In R, I have a dataframe with roughly 3 million observations, with the columns being longitude, latitude and time respectively. My goal is to form clusters (using a custom distance function), and then form a single dataframe containing the observation from each cluster with the earliest time value. Two observations should be in the same cluster if the absolute difference in their time values is less than 100, and their spatial distance is less than 4km.
Firstly, here is some sample data:
library("geosphere") # contains the distm function, which we'll use to calculate distance given long-lat.
# Here is a reproducible dataset.
Long1<-c(149.1250,149.0774,149.1250,148.5352,149.0994, 149.0301, 149.0883, 149.0663, 149.1097)
Lat1<-c(-21.9876, -21.9171, -21.9876, -22.4645, -21.9206, -22.0115, -21.9188, -21.9249, -21.9546)
Time<-c(1000,500,754,129,6050,1908,6109,245,6049)
# Create our dataset
DatPoints<-cbind(Long1,Lat1,Time)
# Create a spatial distance matrix
DataMat<-as.matrix(cbind(Long1,Lat1))
Dist_Mat<-distm(DataMat,DataMat,fun=distHaversine)/1000 # creates a spatial distance matrix in km
From the distance matrix above, we can see that observation 5 and 7 have a spatial distance (1.1637km) that is less than 4km, and their time values differ by less than 100. So, observations 5 and 7 should be in the same cluster. Further, observations 5 and 9 have a spatial distance (3.931458) less than 4km, and their time values differ by less than 100, and so observations 5 and 9 should also be in the same cluster. So observations 5, 7, and 9 should all be in the same cluster, despite observations 7 and 9 being further than 4km apart.
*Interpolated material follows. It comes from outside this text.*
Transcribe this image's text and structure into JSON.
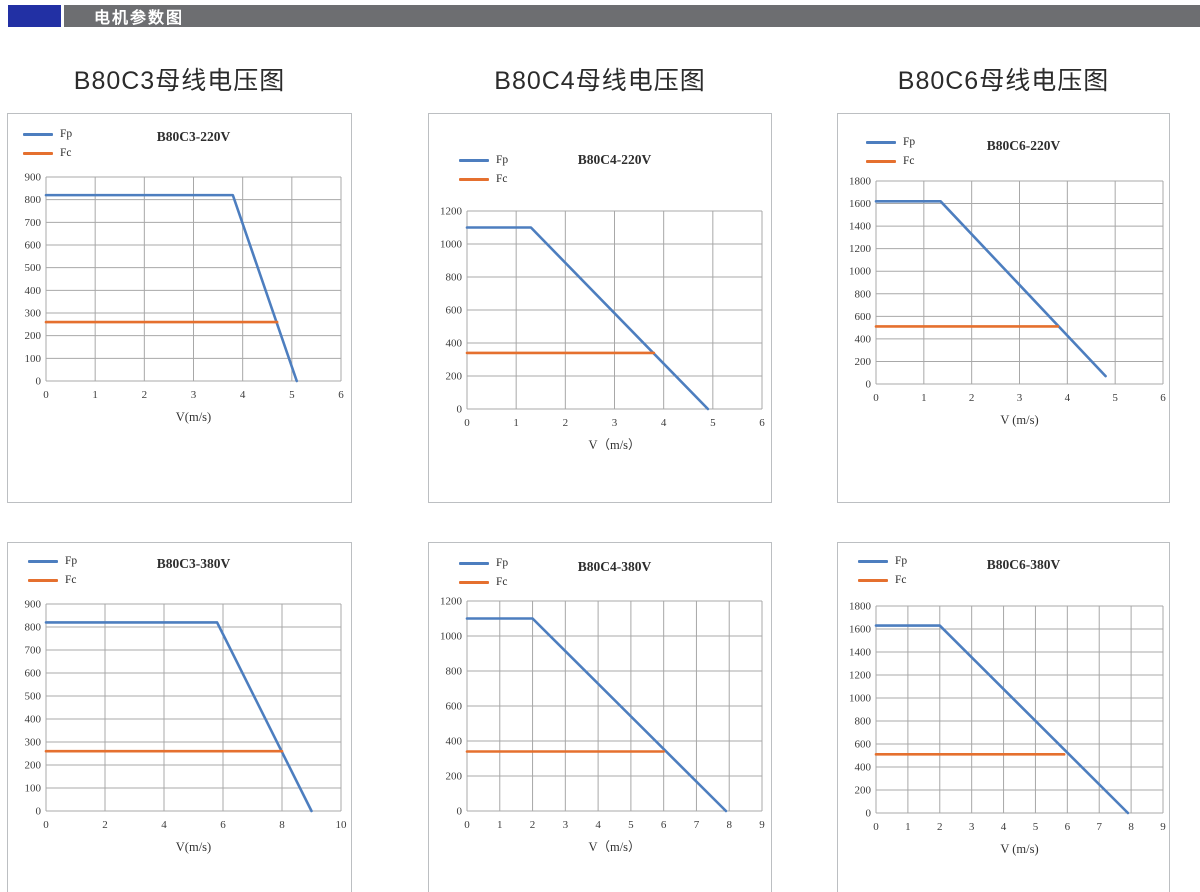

I am wary of using any raster techniques because some of the observations (in my original file as well as the example data above) have the same lat-long coordinates. I have seen many similar examples on stack exchange, (such as Clustering spatial data in R?) and they all seem to suggest the use of the hclust function, using a "single" method. Indeed, if I was only interested in clustering using the spatial distance (with 4km as the cut off distance), then I think I can just do something like
chc<-hclust(as.dist(Dist_Mat,diag=TRUE),method="single")
chc.d40<-cutree(chc,h=4)
But I am unable to generalize this approach to the case where we need to consider a third attribute such as time (as opposed to just lat-long). How can I achieve the goals that I specified at the beginning of this question?